The white sandy beach at Calgary Bay.
(missing upload 905927) Sailing under moonlight during the night sail.
Capt Harrison and the long stare after the 0300-0600 graveyard watch.
Tobermory looking picture-postcard perfect at 0600
A lone Dolphin moving across the Firth of Loren with Lismore Lighthouse and the Sound of Mull beyond.
The variable surface water patterns in the Firth of Lorn give a good indication to the complexities of current and tide.
Day 7 - Saturday 24th Jul 21.
Clean down and HOTO to 32 Regt RA at Dunstaffnage Marina.
In summary, we have visited 4 Marinas (Dunstaffnage, Lochaline, Tobermory, Mallaig) and made 6 anchorages (Canna, Loch Scavaig, Rum, Arinagour, Staffa, Calgary Bay).

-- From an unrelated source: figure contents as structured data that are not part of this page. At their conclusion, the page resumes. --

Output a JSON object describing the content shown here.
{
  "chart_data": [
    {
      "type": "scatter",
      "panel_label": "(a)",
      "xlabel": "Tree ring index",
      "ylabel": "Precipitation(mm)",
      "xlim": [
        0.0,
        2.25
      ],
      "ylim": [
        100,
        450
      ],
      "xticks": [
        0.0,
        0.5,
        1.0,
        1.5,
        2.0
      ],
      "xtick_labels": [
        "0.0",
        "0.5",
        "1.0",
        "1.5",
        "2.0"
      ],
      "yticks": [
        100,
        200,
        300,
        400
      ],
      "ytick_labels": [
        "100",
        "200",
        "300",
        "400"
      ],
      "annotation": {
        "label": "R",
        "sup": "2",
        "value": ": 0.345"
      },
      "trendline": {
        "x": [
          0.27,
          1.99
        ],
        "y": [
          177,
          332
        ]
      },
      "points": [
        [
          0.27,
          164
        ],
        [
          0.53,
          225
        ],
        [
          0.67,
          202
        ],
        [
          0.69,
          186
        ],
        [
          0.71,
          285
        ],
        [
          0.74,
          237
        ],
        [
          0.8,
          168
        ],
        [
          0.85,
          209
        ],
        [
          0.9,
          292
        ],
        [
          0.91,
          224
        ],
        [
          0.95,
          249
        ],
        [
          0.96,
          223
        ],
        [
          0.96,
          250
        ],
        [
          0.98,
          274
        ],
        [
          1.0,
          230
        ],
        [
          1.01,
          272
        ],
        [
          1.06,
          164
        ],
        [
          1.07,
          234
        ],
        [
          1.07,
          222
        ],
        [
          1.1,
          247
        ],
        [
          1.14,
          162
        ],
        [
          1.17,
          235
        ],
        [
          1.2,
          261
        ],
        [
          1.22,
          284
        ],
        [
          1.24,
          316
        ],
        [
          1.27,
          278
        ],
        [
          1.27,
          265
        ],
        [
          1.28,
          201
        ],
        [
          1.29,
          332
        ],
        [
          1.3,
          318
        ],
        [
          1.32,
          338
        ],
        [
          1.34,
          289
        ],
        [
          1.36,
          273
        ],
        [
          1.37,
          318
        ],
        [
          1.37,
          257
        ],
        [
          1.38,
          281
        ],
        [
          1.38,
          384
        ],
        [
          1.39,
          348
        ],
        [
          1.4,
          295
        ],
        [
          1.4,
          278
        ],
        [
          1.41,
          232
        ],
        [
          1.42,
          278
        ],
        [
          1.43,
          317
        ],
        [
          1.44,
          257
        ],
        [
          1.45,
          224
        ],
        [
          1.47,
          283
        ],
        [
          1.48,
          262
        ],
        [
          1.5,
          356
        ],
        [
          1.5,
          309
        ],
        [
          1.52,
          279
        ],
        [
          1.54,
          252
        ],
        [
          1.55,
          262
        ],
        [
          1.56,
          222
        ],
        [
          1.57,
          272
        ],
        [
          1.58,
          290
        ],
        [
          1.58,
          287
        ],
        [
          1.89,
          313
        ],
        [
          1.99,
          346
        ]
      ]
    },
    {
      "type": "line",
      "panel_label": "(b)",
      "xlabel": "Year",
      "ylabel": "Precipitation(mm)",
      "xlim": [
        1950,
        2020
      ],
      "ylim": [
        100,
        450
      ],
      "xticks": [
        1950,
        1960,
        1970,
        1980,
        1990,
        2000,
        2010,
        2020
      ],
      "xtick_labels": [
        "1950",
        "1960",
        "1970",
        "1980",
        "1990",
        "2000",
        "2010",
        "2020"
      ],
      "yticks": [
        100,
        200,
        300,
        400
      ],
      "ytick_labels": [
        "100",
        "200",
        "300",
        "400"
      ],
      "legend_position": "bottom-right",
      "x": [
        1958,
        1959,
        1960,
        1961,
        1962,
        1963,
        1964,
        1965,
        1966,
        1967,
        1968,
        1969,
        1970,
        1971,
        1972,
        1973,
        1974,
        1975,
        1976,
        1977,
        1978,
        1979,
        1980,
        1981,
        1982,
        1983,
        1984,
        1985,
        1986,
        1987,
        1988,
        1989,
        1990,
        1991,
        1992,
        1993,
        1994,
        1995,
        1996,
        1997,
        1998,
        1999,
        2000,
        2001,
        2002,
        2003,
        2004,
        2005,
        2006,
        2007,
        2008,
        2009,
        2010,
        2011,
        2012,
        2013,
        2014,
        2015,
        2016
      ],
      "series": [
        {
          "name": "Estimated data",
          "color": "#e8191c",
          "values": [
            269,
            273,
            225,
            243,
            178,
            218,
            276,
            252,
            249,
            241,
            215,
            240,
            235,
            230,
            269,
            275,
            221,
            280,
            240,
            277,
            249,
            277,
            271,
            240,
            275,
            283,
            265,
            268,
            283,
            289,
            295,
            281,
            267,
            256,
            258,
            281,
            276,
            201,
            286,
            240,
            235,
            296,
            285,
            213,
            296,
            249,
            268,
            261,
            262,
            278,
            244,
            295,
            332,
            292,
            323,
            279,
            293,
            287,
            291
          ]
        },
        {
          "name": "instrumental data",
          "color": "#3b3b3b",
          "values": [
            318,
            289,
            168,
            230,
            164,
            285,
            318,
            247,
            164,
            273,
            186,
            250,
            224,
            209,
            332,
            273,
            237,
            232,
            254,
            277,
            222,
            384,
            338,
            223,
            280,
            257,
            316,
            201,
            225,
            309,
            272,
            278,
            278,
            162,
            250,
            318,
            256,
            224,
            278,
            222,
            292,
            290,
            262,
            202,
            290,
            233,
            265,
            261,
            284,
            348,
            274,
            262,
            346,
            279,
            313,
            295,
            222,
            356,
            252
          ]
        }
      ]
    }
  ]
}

Although not strong winds, the occasional F4, flat seas and incredible weather made for some superb sailing. Most memorable of all though is the scenery we had the pleasure of sailing amongst. From the imposing Cullin, Ridge, to unique caves, to the picture postcode Tobermory and isolated anchorages like Canna and Calgary Bay, we saw some of the most beautiful places this find island has to offer. It was a privilege to be able to experience from the water. The crew never stopped smiling and the bug of sailing is firmly set within the two young newly qualified Comp Crew.
I would like to take this opportunity to thank our skipper Col (retd) Tim Wordsworth for taking the time to join us and his superb instructing we felt lucky to have him. I would also like to thank our mate Capt Josh Bate for the additional guidance throughout. The crew left in a very good place having them both in charge of St Barbara for our Leg.
Additionally I would like to express my thanks to the RAYC for organising such a fantastic, well organised expedition, and the ATG for their support of it. In particular I'd like to thank Captain Bate, Captain Bird and WO2 (BSM) Nothard, their guidance and evident hard work ensured my leg and, i'm certain, others ran smoothly. I can appreciate the time and hard work many others have put into such an expedition and so I sincerely thank all involved. I can wholeheartedly speak on behalf of my crew when I say we had a superb experience, on a very special yacht in St Barbara V.
From my following, and personal experience, the RAYC Round Britain Challenge 2021 has been a great success and has enabled junior soldiers to experience one of the best forms of Adventure Training available. There will inevitably be a legacy left by such a wonderful event and the future of Gunner Sailing looks bright as a direct result of this expedition.